Siklus pelanggaran hak asasi manusia dan impunitas kontribusi untuk suasana di mana personil keamanan Thailand menunjukkan kurang memperhatikan hak asasi manusia dan telah melakukan banyak kekejaman. Sejak Januari 2004, provinsi perbatasan selatan Thailand Pattani, Yala, Narathiwat dan empat daerah di provinsi Songkla telah menjadi tempat konflik bersenjata internal kekerasan yang telah merenggut lebih dari 6.000 jiwa. Warga sipil telah menyumbang sekitar 90 persen dari kematian. Sampai saat ini, tidak ada satu anggota pasukan keamanan Thailand telah ditindaklanjuti untuk pelanggaran hak asasi yang serius di selatan. 
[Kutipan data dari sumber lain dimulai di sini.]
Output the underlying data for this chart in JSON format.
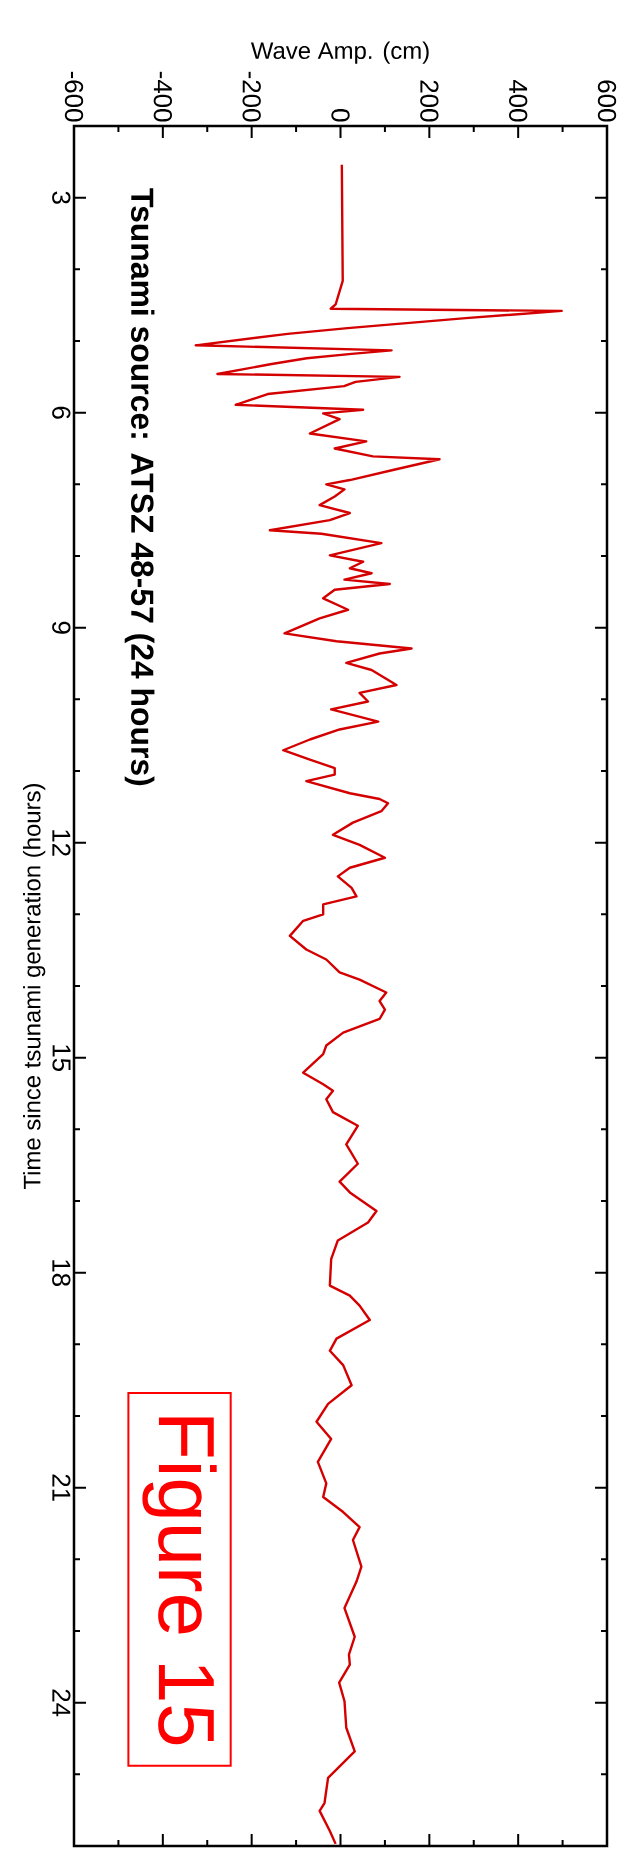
{
  "chart_data": {
    "type": "line",
    "title": "Tsunami source: ATSZ 48-57 (24 hours)",
    "xlabel": "Wave Amp. (cm)",
    "ylabel": "Time since tsunami generation (hours)",
    "annotations": [
      "Figure 15"
    ],
    "x": [
      3,
      5,
      -11,
      -22,
      498,
      282,
      16,
      -119,
      -326,
      115,
      25,
      -76,
      -155,
      -277,
      133,
      34,
      8,
      -164,
      -236,
      51,
      -39,
      -2,
      -69,
      58,
      -13,
      73,
      223,
      118,
      21,
      -32,
      9,
      -13,
      -47,
      21,
      -24,
      -159,
      -43,
      92,
      -24,
      51,
      21,
      70,
      9,
      111,
      -13,
      -39,
      17,
      -47,
      -126,
      -9,
      160,
      88,
      13,
      70,
      126,
      43,
      62,
      -21,
      85,
      -2,
      -69,
      -129,
      -69,
      -13,
      -13,
      -77,
      21,
      88,
      107,
      92,
      28,
      -17,
      43,
      100,
      21,
      -6,
      25,
      36,
      -39,
      -39,
      -84,
      -114,
      -77,
      -32,
      -2,
      43,
      103,
      88,
      100,
      88,
      6,
      -32,
      -39,
      -84,
      -39,
      -17,
      -32,
      -17,
      39,
      13,
      39,
      -2,
      21,
      81,
      62,
      -6,
      -21,
      -24,
      21,
      43,
      66,
      -9,
      -24,
      6,
      25,
      -28,
      -54,
      -21,
      -51,
      -32,
      -39,
      6,
      43,
      28,
      47,
      36,
      9,
      32,
      19,
      21,
      -3,
      9,
      13,
      32,
      -28,
      -36,
      -47,
      -24,
      -11
    ],
    "series": [
      {
        "color": "#d40000",
        "values": [
          2.54,
          4.16,
          4.49,
          4.55,
          4.58,
          4.68,
          4.82,
          4.9,
          5.06,
          5.13,
          5.18,
          5.24,
          5.32,
          5.46,
          5.5,
          5.57,
          5.63,
          5.74,
          5.89,
          5.96,
          6.01,
          6.09,
          6.29,
          6.4,
          6.5,
          6.61,
          6.65,
          6.8,
          6.94,
          7.0,
          7.07,
          7.17,
          7.29,
          7.4,
          7.5,
          7.64,
          7.69,
          7.82,
          7.99,
          8.08,
          8.17,
          8.24,
          8.33,
          8.39,
          8.47,
          8.59,
          8.75,
          8.87,
          9.08,
          9.19,
          9.29,
          9.36,
          9.49,
          9.59,
          9.8,
          9.91,
          10.03,
          10.14,
          10.31,
          10.42,
          10.56,
          10.71,
          10.84,
          10.96,
          11.05,
          11.14,
          11.31,
          11.39,
          11.45,
          11.56,
          11.72,
          11.89,
          12.03,
          12.21,
          12.35,
          12.47,
          12.63,
          12.75,
          12.86,
          13.0,
          13.09,
          13.3,
          13.49,
          13.63,
          13.81,
          13.91,
          14.09,
          14.21,
          14.33,
          14.46,
          14.65,
          14.83,
          14.95,
          15.21,
          15.37,
          15.46,
          15.58,
          15.76,
          15.95,
          16.21,
          16.48,
          16.73,
          16.88,
          17.14,
          17.3,
          17.55,
          17.81,
          18.18,
          18.32,
          18.46,
          18.66,
          18.92,
          19.09,
          19.29,
          19.57,
          19.83,
          20.08,
          20.32,
          20.64,
          20.94,
          21.13,
          21.34,
          21.55,
          21.73,
          22.1,
          22.31,
          22.68,
          23.08,
          23.33,
          23.47,
          23.72,
          23.98,
          24.35,
          24.68,
          25.05,
          25.4,
          25.51,
          25.79,
          25.97
        ]
      }
    ],
    "xlim": [
      -600,
      600
    ],
    "ylim": [
      26,
      2
    ],
    "xticks": [
      -600,
      {
        "value": -500,
        "label": null
      },
      -400,
      {
        "value": -300,
        "label": null
      },
      -200,
      {
        "value": -100,
        "label": null
      },
      0,
      {
        "value": 100,
        "label": null
      },
      200,
      {
        "value": 300,
        "label": null
      },
      400,
      {
        "value": 500,
        "label": null
      },
      600
    ],
    "yticks": [
      3,
      {
        "value": 4,
        "label": null
      },
      {
        "value": 5,
        "label": null
      },
      6,
      {
        "value": 7,
        "label": null
      },
      {
        "value": 8,
        "label": null
      },
      9,
      {
        "value": 10,
        "label": null
      },
      {
        "value": 11,
        "label": null
      },
      12,
      {
        "value": 13,
        "label": null
      },
      {
        "value": 14,
        "label": null
      },
      15,
      {
        "value": 16,
        "label": null
      },
      {
        "value": 17,
        "label": null
      },
      18,
      {
        "value": 19,
        "label": null
      },
      {
        "value": 20,
        "label": null
      },
      21,
      {
        "value": 22,
        "label": null
      },
      {
        "value": 23,
        "label": null
      },
      24,
      {
        "value": 25,
        "label": null
      }
    ],
    "line_style": "solid",
    "grid": false
  }
}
"Konflik perang internal tidak ada alasan untuk junta militer Thailand menggunakan ringkasan dan tindakan kasar terhadap penduduk sipil Melayu di Selatan. Ini sangat mengkhawatirkan bahwa tentara terus menangkap dan menahan orang yang mereka inginkan tanpa buktian yang jelas, " kata Adams.